Nonprofit hospital rating downgrades outpaced upgrades in the last year, a trend that is expected to continue although the pace of downgrades is slowing, according to an Aug. 7 S&P report focused on nonprofit acute healthcare medians in 2023.
"We continue to affirm the vast majority of our ratings; however, a negative bias on rating actions remains," states the report. "Those actions are generally due to persistent strained cash flow with balance-sheet metrics that no longer provide adequate cushion, although there are other reasons and various nuances."
In 2023, the ratio of downgrades to upgrades was 3.8 to 1, and halfway through this year the ratio has changed to 3.0 to 1. Last year, 88% of the downgrades were in the 'A' or lower category. There were seven upgrades with four based on credit quality improvement. The remaining three upgrades were boosted by consolidation with a health system that had stronger credit.
'AA' ratings dropped 1% while 'A' ratings increased 2% year over year in June, "indicating some slight credit quality weakening at the higher end of the rated universe," according to the report. The most common rating in the last year was 'A.'
There has been meaningful improvement in the outlook revisions this year. Most revisions brought hospitals into a stable outlook, with the ratio of unfavorable to favorable revisions being 0.8 to 1 halfway through this year.
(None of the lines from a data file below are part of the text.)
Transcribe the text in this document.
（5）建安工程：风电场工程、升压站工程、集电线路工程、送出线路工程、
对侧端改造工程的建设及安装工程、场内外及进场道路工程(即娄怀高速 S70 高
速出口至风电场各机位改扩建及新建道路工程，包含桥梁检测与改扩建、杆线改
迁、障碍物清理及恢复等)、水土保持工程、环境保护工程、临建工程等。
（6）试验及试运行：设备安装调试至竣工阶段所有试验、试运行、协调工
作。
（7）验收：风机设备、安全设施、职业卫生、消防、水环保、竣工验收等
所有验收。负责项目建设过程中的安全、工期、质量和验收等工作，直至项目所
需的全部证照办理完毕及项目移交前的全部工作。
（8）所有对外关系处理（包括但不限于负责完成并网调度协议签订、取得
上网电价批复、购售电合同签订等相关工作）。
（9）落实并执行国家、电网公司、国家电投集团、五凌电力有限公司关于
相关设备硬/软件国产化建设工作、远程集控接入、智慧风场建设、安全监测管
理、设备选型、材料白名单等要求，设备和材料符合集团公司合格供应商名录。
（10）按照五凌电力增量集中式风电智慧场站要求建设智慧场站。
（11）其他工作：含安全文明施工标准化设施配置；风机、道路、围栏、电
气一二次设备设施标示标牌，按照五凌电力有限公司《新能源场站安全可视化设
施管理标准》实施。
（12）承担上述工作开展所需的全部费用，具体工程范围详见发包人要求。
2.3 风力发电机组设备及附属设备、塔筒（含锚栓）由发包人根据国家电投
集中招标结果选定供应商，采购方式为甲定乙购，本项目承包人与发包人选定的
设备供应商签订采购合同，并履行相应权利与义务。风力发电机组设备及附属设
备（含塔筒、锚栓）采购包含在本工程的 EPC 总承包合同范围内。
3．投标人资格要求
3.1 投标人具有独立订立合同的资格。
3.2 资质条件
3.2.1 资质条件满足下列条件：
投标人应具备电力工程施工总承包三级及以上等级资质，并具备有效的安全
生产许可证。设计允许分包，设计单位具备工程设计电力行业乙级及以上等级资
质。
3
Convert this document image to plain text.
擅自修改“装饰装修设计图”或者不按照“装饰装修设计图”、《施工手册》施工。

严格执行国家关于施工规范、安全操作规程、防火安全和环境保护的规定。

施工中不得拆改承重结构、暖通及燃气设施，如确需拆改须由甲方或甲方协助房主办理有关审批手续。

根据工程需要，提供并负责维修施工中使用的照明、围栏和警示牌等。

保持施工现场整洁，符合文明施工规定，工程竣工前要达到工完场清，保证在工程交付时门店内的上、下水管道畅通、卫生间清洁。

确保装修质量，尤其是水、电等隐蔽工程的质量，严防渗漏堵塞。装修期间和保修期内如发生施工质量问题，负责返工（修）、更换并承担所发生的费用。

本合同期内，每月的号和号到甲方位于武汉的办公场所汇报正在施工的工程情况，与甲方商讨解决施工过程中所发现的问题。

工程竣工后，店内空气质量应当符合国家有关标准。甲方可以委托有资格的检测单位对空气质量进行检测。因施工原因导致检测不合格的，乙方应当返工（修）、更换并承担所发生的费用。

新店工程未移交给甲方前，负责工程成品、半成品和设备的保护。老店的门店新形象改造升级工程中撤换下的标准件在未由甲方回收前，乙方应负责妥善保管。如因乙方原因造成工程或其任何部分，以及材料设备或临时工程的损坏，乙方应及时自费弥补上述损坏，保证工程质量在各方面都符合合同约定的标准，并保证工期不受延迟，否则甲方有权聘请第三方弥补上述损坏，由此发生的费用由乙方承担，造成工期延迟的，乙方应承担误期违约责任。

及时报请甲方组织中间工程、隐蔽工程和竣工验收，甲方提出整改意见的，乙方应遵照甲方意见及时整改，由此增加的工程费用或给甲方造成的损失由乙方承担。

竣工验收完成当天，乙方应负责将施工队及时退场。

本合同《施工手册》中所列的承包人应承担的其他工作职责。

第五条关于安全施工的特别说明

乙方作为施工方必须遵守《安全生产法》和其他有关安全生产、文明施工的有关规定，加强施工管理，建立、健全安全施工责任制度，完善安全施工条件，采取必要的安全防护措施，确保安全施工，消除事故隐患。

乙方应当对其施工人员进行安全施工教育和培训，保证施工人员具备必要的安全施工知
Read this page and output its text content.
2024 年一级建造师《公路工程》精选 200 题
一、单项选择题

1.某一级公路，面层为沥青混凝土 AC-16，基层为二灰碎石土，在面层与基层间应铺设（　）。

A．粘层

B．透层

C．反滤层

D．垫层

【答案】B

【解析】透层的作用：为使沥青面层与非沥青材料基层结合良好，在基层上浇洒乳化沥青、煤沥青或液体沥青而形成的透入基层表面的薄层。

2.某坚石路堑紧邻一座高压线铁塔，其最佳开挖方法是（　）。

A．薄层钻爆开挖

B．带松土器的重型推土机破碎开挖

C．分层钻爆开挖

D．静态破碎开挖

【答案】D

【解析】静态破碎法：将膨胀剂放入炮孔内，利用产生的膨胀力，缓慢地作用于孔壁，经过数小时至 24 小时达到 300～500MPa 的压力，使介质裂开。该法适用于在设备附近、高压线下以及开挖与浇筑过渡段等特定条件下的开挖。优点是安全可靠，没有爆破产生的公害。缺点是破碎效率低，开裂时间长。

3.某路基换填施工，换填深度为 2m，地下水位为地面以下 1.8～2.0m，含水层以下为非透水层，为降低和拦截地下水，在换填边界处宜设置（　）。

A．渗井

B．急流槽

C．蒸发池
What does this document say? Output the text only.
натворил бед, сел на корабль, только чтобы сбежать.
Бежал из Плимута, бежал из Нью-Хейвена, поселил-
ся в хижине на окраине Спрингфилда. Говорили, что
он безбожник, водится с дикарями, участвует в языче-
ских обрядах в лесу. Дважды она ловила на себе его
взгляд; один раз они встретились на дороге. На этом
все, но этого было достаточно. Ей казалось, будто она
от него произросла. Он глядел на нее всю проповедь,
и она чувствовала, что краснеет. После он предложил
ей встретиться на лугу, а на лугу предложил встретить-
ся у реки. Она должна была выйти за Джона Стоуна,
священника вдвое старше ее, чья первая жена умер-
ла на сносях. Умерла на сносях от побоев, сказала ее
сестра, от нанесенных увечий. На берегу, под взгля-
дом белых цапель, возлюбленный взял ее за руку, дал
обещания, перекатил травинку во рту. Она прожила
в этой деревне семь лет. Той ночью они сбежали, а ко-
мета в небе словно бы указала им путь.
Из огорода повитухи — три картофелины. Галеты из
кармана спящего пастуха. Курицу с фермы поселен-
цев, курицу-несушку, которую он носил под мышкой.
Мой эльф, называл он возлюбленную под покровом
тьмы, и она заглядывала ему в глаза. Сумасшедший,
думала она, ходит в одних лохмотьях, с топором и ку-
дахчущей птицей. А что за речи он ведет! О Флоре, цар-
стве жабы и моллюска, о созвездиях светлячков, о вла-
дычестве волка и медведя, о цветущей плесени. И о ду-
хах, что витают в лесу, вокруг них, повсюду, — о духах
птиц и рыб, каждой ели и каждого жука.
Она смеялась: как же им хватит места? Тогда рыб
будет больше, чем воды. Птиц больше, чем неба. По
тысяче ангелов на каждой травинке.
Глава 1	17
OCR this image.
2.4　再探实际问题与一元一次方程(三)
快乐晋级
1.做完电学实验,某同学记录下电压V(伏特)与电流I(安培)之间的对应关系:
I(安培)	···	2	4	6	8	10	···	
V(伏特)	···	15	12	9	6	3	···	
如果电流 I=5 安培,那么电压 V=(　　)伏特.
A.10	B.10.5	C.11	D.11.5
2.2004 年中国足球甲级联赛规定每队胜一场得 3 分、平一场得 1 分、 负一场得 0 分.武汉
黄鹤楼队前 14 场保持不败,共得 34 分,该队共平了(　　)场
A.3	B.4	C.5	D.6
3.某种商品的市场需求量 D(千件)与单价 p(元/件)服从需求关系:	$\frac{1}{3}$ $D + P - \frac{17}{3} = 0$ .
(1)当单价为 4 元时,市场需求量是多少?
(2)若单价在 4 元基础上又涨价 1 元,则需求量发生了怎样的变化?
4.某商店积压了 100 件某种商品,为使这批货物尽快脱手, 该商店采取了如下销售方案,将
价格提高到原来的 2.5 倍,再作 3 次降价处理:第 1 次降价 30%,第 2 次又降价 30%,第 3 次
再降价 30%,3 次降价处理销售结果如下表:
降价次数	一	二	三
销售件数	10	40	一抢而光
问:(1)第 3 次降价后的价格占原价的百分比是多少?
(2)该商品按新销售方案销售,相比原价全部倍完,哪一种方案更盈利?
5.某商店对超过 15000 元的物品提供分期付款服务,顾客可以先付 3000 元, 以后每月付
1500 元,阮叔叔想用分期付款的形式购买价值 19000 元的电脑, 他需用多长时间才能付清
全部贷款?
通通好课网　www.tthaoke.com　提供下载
Last year, the unfavorable to favorable outlook revisions were 2.6 to 1 midyear.
S&P reported seeing capital spending and debt increase in 2024 while days cash on hand dropped below 200 for the first time in a decade and cash flow stayed below historic levels.
"Given these factors, combined with the higher percentage of negative outlooks, we expect some ratings will still be negatively affected but this will hinge in large part on the pace of general recovery trends in the next year or two," states the report.